BW #24: Wildfire smoke (solution)

Smoke from Canadian wildfires has spread through much of the US. This week, we learn more about the smoke, and how bad it got. Better yet, we'll use GeoPandas to create a map of our findings.

BW #24: Wildfire smoke (solution)

[Sorry for the delay in sending these solutions, but I managed to lose my phone on the train earlier today. Fortunately, someone found it, and I got it after teaching this morning’s class, but it definitely ate into my schedule…]
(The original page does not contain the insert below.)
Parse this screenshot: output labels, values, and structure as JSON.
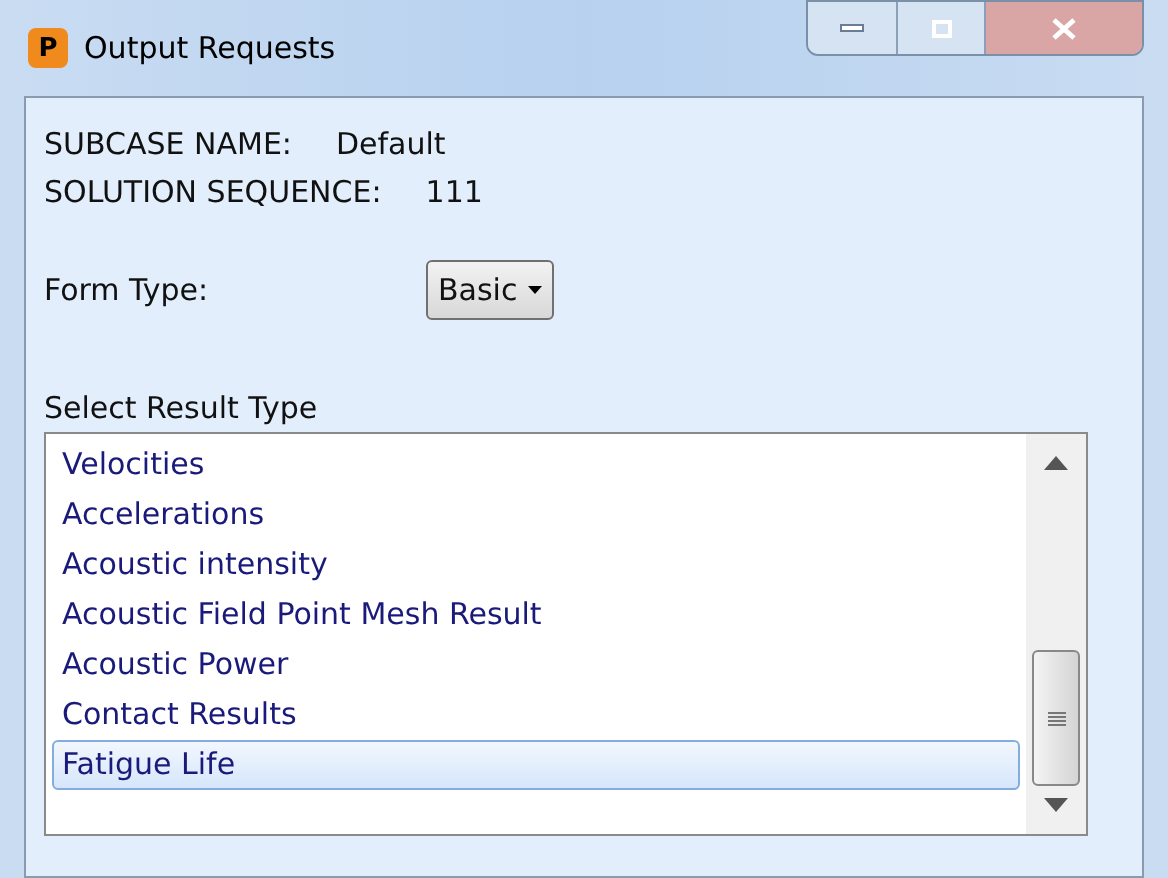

Back in the mid 1990s, when I worked at Time Warner’s “Pathfinder” Web site, I was asked to review some icons for weather reports that we were putting out. I saw an icon for snow, another for rain, another for fog, and another for … dust? I hadn’t ever seen a forecast of “dust” before. People from other areas of the US told me that yes, sometimes you get dust storms, and they turn the sky a weird color.

Sure enough, after moving to Israel, I experienced such dust storms. And they are weird, let me tell you. They really stick in your mind.

So when I started to see lots of orange-tinted pictures on social media from friends in New York, I wondered whether dust storms had somehow made it to Manhattan. But no, it was much worse: Large wildfires in Canada were producing such huge quantities of smoke that oodles of people across the northern United States were being told that the air outside was unsafe, and that they should wear masks if they’re outdoors.

Only in China had I previously seen people wearing masks outdoors. On one trip, when the pollution was particularly bad, I decided that I didn’t need a mask, since I would be there for a very short time. That was dumb; I returned home with a cough that lasted for several weeks.

I thus thought that it would be interesting to look at the air quality in three northern states over the last few months, and see if we could spot any obvious trends.

Data and questions

As I wrote yesterday, this week's data comes from the US Environmental Protection Agency. I downloaded it from this page:

https://www.epa.gov/outdoor-air-quality-data/download-daily-data

We’ll be looking at PM2.5 pollution in New York, Pennsylvania, and Ohio, at all sites in all of 2023. You’ll need to download all three CSV files; I’m going to assume that you’ll name them XX_data.csv, where XX is the two-letter state name for the state data you want.

I gave you 11 tasks and questions this week. Here are my answers, along with a link to the Jupyter notebook containing my solutions:

Create a single Pandas data frame from the three downloaded files. We'll only need a few of the columns: Date, PM2.5 concentration, site name, state, longitude, and latitude. Make the index a combination of the date and state name. Rename the columns to be all lowercase and shorter, to make it easier to work with.

Given the three downloaded CSV files, how can we create a single data frame? My favorite technique continues to be a list comprehension, combined with the “glob” module in the standard library and our favorite read_csv function:

import pandas as pd
import glob

all_dfs = [pd.read_csv(one_filename,
                       usecols=['Date', 
                                'Daily Mean PM2.5 Concentration', 
                                'Site Name', 
                                'STATE', 
                                'SITE_LONGITUDE',      
                                'SITE_LATITUDE'],
                      parse_dates=['Date'])
           for one_filename in glob.glob('??_data.csv')]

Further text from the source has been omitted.